Geleceği bilmek melekler için de mümkün değildir. Çünkü Allah’ın gelecekte neyi irade edeceğini biz bilemeyiz ama Allah bilir mi? Eğer biliyorsa geçmişte irade etmiştir. Dolayısıyla ileride edemez anlamı çıkar. O halde rüyada bilmediğimiz bir şeyi öğrenebilmemiz için ya olay geçmiş olmalı, ya da haber verilmelidir. Burada olay cereyan etmiştir. O size haber verilmektedir. Biri size gelecekse o gelme hususunda niyet etmiştir. Size ondan sonra haber verilmiştir.

Burada da durum böyledir.

Demek ki Mısır’da da kazai muhakeme vardır.
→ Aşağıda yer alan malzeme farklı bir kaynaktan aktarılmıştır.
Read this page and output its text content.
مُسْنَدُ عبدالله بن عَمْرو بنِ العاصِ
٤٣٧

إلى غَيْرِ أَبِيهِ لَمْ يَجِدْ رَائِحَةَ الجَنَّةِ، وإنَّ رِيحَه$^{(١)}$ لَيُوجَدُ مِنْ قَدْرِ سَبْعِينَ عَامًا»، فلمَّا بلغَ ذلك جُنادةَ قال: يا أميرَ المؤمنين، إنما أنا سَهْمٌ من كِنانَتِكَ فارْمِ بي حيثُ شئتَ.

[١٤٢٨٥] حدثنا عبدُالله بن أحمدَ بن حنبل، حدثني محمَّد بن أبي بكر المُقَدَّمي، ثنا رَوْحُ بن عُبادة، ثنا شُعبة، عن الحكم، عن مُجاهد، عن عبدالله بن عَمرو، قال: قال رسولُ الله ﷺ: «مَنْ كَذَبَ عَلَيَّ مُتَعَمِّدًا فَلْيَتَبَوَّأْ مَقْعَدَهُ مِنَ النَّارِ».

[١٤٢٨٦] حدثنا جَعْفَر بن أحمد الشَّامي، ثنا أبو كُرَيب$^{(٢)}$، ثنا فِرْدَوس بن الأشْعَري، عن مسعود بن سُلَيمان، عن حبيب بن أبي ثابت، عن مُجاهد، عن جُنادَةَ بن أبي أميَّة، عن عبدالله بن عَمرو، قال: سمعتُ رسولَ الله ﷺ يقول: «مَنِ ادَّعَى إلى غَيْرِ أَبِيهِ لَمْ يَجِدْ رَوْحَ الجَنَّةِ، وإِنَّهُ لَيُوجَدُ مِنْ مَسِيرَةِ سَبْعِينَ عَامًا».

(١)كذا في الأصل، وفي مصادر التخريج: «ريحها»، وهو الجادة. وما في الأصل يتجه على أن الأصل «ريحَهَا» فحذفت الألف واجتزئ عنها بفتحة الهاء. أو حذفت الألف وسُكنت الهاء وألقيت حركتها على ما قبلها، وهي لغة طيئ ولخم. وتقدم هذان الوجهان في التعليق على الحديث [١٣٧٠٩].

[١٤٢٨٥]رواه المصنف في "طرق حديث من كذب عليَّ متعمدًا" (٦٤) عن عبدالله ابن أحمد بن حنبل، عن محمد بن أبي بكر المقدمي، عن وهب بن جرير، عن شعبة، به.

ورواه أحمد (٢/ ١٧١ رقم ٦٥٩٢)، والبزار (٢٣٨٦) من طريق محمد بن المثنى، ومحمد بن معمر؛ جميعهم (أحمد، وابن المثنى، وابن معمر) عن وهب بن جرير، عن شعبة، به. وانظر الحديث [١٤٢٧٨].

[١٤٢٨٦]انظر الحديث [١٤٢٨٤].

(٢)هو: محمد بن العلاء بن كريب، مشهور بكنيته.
Onlar gerekli kararları alırlar.  

Kuvvet yönetiminde de yargı vardır. Ancak buradaki yargı  halk içindir. Seçkinler ise bu yargıdan etkilenmezler. Yargı kararlarını uygulayıp uygulamama yöneticiye aittir. Halbuki hukuk düzeninde yönetici yargı kararlarına uymak zorundadır. Yargı kararlarına uymayan yöneticiyi halk terk eder. Sayıları da yeter sayının altına düşünce onun yöneticiliği biter. Onun şahsına yeni bucaklarda dava açılır. Mahkum edilir.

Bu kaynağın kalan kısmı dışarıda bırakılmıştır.